PayPal to offer cryptocurrency services to customers from their existing accounts
PayPal Inc. today launched a new service that will allow users to buy, hold and sell cryptocurrency directly from their existing PayPal accounts.
The service will initially provide support for bitcoin, Ethereum, Bitcoin Cash and Litecoin and will be available to PayPal users in the U.S. in the coming weeks. Cryptocurrency support for Venmo, PayPal’s mobile payment service, and select international markets are planned for the first half of 2021.
Support for cryptocurrency also extends to merchant transactions. Sellers will be able to accept cryptocurrency payments, while users can also tap their crypto balances to make purchases.
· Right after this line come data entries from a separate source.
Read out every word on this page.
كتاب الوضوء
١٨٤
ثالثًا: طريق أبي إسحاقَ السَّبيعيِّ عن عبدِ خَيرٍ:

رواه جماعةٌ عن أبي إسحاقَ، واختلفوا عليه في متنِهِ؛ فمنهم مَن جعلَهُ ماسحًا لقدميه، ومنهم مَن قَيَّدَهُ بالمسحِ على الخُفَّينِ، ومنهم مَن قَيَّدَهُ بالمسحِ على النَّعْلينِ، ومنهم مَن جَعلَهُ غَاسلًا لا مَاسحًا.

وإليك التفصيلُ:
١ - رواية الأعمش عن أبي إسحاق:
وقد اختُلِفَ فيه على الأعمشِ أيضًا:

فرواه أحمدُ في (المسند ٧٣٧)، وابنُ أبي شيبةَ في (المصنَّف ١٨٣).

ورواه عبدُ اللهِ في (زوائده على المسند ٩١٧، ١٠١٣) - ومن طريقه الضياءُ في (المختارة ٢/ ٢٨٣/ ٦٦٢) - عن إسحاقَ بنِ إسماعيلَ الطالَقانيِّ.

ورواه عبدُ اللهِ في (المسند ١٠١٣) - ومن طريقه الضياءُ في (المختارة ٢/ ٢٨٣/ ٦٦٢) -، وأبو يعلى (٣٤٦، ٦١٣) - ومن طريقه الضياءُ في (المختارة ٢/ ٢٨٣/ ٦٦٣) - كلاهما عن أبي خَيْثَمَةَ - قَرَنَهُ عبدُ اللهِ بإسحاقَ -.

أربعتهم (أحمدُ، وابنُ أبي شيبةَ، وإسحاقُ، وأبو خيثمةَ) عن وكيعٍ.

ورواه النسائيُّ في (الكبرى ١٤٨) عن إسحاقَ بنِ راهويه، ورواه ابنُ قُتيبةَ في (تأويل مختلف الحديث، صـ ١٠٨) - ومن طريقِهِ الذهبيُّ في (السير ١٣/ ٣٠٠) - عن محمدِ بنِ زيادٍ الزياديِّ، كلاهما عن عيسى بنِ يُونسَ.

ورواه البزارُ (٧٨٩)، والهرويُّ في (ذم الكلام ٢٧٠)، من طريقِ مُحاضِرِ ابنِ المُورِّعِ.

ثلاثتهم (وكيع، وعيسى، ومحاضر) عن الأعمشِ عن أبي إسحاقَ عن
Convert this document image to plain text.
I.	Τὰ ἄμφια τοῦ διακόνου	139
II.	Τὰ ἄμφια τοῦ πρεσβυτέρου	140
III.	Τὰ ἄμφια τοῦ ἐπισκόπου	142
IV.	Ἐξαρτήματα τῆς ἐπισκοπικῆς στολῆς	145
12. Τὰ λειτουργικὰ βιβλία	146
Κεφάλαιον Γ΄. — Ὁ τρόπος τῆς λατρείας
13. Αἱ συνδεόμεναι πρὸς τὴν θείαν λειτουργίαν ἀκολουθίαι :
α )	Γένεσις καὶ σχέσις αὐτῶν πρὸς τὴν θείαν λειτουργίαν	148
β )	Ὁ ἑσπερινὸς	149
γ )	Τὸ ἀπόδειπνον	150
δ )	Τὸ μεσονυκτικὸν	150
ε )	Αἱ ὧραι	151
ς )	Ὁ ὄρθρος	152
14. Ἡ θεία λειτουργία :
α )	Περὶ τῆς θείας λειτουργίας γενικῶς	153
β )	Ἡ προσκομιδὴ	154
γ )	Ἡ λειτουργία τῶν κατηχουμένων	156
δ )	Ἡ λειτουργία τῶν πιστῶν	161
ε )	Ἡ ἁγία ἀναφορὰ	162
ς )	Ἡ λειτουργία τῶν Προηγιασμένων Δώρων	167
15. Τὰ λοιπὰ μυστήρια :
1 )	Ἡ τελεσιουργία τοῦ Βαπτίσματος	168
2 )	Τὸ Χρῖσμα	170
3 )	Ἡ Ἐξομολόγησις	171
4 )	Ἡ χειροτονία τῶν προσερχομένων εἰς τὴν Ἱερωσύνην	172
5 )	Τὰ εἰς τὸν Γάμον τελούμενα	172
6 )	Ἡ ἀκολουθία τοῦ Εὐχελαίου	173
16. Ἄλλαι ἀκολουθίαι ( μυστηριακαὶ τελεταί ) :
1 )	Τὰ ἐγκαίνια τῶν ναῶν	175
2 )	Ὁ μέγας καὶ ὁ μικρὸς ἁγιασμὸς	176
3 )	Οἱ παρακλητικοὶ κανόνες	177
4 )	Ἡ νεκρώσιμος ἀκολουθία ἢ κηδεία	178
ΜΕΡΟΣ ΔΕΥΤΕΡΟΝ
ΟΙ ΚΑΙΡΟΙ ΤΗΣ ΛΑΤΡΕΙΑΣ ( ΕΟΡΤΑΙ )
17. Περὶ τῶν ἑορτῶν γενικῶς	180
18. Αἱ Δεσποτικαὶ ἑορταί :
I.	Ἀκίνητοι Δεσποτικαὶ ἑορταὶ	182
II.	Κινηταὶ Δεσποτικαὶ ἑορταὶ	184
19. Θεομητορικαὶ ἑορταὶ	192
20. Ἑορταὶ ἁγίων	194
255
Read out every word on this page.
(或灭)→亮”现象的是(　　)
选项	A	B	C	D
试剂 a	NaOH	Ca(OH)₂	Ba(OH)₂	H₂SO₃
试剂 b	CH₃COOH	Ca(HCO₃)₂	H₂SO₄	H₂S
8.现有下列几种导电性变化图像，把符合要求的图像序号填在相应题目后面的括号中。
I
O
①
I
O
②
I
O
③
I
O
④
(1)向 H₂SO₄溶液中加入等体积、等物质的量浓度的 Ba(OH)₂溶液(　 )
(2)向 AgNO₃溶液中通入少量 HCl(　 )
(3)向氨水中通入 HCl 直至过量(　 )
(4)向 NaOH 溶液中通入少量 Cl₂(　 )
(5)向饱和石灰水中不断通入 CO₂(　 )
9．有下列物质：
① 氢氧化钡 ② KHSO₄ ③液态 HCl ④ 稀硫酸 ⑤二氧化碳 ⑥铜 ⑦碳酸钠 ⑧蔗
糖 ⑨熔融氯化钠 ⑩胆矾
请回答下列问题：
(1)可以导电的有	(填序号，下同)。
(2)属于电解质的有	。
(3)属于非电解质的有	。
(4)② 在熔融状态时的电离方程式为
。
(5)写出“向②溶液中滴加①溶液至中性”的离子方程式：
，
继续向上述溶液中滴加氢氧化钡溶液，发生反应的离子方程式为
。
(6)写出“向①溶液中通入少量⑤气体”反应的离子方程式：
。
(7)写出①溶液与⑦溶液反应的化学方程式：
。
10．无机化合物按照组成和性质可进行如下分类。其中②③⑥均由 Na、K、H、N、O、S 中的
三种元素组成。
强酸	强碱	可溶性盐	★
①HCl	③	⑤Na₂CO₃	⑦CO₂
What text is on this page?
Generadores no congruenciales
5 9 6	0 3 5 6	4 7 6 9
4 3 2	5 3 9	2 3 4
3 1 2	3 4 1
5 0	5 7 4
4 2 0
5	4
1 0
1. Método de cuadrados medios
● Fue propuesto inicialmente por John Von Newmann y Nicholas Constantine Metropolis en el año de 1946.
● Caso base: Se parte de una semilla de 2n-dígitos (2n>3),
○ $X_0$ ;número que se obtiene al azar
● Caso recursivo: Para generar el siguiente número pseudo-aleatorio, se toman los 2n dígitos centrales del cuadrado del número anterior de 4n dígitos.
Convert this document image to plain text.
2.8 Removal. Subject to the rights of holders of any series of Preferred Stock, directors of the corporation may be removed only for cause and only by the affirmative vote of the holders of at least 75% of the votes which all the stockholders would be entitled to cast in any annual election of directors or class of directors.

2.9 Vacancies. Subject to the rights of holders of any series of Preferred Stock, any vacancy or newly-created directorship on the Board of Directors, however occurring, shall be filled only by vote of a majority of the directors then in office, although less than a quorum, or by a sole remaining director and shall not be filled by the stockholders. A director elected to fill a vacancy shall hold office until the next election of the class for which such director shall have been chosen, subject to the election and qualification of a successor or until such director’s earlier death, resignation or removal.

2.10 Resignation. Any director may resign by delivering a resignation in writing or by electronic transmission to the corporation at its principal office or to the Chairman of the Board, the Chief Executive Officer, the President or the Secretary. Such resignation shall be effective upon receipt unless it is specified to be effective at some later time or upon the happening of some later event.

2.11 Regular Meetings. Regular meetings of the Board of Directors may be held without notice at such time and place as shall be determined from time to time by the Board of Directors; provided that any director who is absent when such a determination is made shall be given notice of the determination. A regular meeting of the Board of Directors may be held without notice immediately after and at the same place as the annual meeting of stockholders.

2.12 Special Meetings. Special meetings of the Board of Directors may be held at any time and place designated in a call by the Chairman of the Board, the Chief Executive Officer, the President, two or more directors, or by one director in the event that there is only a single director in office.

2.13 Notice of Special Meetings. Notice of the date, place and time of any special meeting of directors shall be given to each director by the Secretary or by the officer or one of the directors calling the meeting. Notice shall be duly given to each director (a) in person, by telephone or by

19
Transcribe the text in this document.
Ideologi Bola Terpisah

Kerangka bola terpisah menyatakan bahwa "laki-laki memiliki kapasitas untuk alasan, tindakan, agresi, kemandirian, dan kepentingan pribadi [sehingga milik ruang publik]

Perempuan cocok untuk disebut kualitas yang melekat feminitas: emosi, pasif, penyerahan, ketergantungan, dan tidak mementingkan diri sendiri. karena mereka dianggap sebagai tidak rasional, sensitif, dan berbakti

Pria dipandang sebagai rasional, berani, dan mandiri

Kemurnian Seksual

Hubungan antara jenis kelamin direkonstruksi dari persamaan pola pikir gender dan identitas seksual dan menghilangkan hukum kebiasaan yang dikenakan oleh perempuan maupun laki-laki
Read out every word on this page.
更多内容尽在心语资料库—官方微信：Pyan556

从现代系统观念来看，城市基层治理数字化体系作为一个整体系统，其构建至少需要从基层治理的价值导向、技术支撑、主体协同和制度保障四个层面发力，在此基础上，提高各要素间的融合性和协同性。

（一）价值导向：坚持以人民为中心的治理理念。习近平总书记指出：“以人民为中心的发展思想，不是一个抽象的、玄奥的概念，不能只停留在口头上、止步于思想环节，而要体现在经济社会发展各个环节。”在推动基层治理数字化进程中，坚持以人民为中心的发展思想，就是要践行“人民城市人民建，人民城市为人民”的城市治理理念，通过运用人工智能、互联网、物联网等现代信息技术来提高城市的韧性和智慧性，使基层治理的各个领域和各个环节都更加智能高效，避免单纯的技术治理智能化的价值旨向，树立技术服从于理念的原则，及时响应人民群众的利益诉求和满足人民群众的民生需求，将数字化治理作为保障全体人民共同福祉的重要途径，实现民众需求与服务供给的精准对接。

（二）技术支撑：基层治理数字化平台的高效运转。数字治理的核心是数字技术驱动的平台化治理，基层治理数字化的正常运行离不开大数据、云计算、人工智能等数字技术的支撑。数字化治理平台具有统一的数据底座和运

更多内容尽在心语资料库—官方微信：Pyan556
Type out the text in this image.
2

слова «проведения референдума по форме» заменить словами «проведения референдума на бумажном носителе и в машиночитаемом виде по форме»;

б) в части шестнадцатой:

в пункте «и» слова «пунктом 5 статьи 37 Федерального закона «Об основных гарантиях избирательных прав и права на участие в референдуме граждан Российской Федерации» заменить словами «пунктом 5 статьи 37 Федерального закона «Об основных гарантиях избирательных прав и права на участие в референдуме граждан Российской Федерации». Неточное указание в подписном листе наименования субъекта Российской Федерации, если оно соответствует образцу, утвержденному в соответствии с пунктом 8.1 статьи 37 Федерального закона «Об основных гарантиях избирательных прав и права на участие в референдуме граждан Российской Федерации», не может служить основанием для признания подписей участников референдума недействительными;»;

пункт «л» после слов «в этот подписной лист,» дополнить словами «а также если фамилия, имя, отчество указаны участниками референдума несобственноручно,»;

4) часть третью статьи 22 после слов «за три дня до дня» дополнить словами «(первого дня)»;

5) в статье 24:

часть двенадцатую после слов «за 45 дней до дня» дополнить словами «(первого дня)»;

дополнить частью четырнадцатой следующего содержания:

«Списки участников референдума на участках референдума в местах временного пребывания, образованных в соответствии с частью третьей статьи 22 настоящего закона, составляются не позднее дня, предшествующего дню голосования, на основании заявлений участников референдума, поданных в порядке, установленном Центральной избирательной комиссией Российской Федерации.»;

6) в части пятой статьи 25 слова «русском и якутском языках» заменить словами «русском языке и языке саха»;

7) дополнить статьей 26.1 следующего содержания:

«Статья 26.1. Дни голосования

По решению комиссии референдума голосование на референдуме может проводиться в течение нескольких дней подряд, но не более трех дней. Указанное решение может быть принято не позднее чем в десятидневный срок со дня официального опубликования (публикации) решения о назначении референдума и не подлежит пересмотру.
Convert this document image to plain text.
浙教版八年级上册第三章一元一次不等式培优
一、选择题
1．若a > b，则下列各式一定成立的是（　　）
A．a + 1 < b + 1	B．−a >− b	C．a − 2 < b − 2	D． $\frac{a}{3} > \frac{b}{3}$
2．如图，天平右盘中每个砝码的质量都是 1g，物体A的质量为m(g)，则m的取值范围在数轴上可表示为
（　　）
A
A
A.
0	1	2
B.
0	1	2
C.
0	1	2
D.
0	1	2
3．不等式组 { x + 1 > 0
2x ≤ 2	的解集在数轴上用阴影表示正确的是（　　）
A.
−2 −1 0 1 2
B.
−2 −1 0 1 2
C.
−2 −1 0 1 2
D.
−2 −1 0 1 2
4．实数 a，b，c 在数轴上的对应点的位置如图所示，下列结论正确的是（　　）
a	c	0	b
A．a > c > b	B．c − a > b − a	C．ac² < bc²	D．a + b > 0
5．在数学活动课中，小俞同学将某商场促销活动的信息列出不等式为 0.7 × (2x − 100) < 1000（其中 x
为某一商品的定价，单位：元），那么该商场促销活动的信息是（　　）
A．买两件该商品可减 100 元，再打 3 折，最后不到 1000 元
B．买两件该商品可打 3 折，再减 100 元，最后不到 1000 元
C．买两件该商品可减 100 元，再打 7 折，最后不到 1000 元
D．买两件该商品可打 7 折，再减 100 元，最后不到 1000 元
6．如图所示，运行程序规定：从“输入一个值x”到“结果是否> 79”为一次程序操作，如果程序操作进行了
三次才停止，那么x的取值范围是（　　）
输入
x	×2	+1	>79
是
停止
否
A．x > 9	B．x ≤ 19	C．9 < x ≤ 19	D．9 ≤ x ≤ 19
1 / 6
“The shift to digital forms of currencies is inevitable, bringing with it clear advantages in terms of financial inclusion and access; efficiency, speed and resilience of the payments system; and the ability for governments to disburse funds to citizens quickly,” Dan Schulman, president and chief executive officer of PayPal, said in a statement. “Our global reach, digital payments expertise, two-sided network and rigorous security and compliance controls provide us with the opportunity, and the responsibility, to help facilitate the understanding, redemption and interoperability of these new instruments of exchange.”
Offering cryptocurrency support isn’t as simple as a company saying it intends to do so with regulatory approval required. In that regard, the announcement doesn’t disappoint: PayPal obtained a “first-of-its-kind” conditional BitLicense from the New York State Department of Financial Services.
New York launched its BitLicense licensing regime in 2015 to some initial pushback, but it has since been embraced by companies operating in the cryptocurrency space. A BitLicense gives regulatory approval to companies operating in New York State that perform virtual currency exchange services.
The conditional BitLicense in this case was granted to PayPal in partnership with Paxos Trust Company LLC, which is providing the cryptocurrency trading and custodial services to PayPal and its users.
The announcement is the first time PayPal will directly offer cryptocurrency services to its users, but it’s not the first time it has dabbled in virtual currency. PayPal was an initial member of Facebook Inc.’s Libra Association and the first company to withdraw from it in October 2019.
Investors liked the news. On a day the Nasdaq Composite dropped 0.3%, PayPal shares rose 5.5%, to $213.07, their highest-ever closing share price to date. Its previous high close was $210.82 on Sept. 2.